However there is one flaw, defect, or fear which is by far the most crippling to me and that is my lack of confidence. It is the one defect in my personality that I have to change because for as long as I can remember it has held me back from being the person I want to be. I am always second guessing myself, feeling like I am not good enough, sabotaging myself.
I love creating art. It is my way of expressing who I am. There is nothing else in the world that makes me feel more complete or whole. There is nothing else I want to do with my life other than sell my art. Unfortunately when it comes to sharing my art, thinking about promoting my art, or even starting a facebook page for my art I start second guessing myself. I begin tearing apart what I created; thinking that it just isn’t good enough. My lack of confidence is crippling to the business I desire for myself, the career I have envisioned for myself. It is my kryptonite.

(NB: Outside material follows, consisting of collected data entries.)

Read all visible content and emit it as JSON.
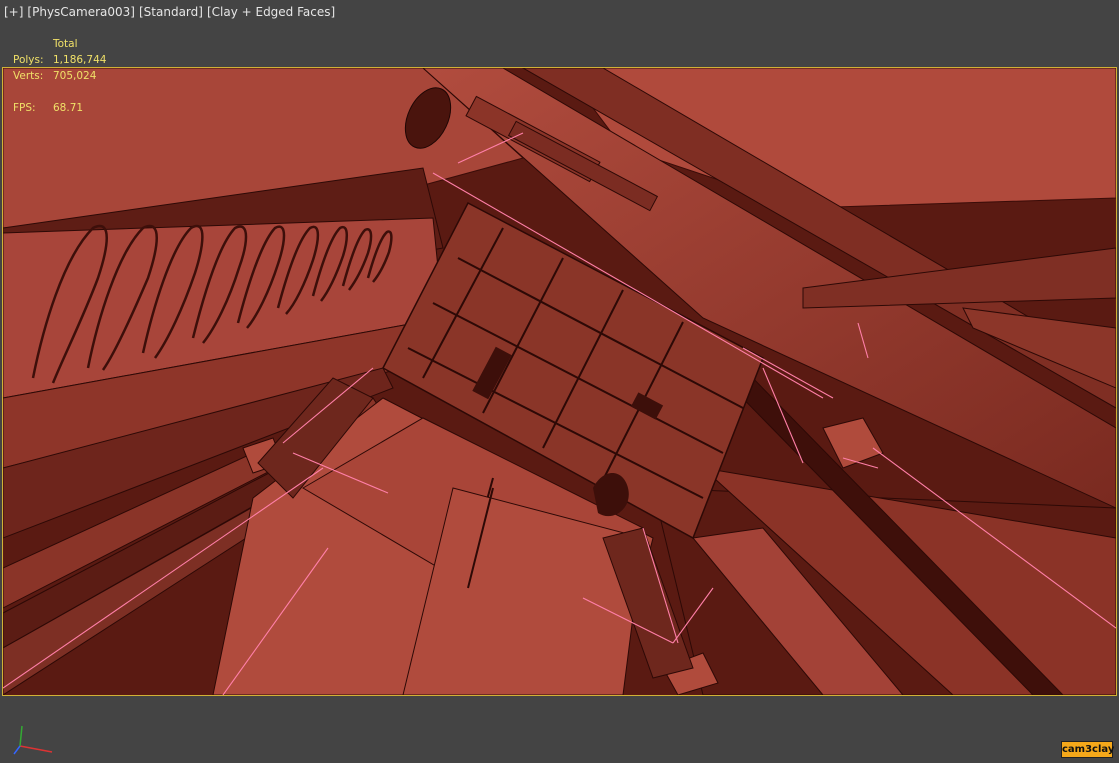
{
  "viewport_label": {
    "plus": "[+]",
    "camera": "[PhysCamera003]",
    "preset": "[Standard]",
    "style": "[Clay + Edged Faces]"
  },
  "stats": {
    "header": "Total",
    "polys_label": "Polys:",
    "polys_value": "1,186,744",
    "verts_label": "Verts:",
    "verts_value": "705,024",
    "fps_label": "FPS:",
    "fps_value": "68.71"
  },
  "footer": {
    "cam_tag": "cam3clay"
  },
  "colors": {
    "background": "#444444",
    "viewport_border": "#d1b236",
    "stats_text": "#f0e068",
    "clay": "#a8463a",
    "selection_lines": "#ff7fa8",
    "cam_tag_bg": "#f5a81a"
  },
  "icons": [
    "axis-gizmo-icon"
  ]
}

I admire confident people. My husband is the most confident person I know. He is so sure of himself and his abilities and because of this he has excelled in his career and in his life. In the last couple months his career has taken off and I truly believe his confidence has played a huge role in that. People are attracted to people who are confident in themselves and what they do. Confident people make the people around them feel at ease. Confidence is by far the most important quality for a person to have when they are dealing with people and selling something.
I read several artist blogs and I am in complete aw in how easy it is for them to share who they are and what they do. They are so comfortable and sure of themselves. They share what they are doing like it is the most unique, important, and amazing creation out there. Their confidence in their creations makes everything they do that more attractive more desirable.
I have to stop feeling like that terribly shy, painfully awkward, twelve year old who has completely no confidence in herself or my dream of having a successful business will only be that a dream. I have to let go, jump in feet first and stop second guessing myself. I know what I have to do I just wish I was confident enough to do it!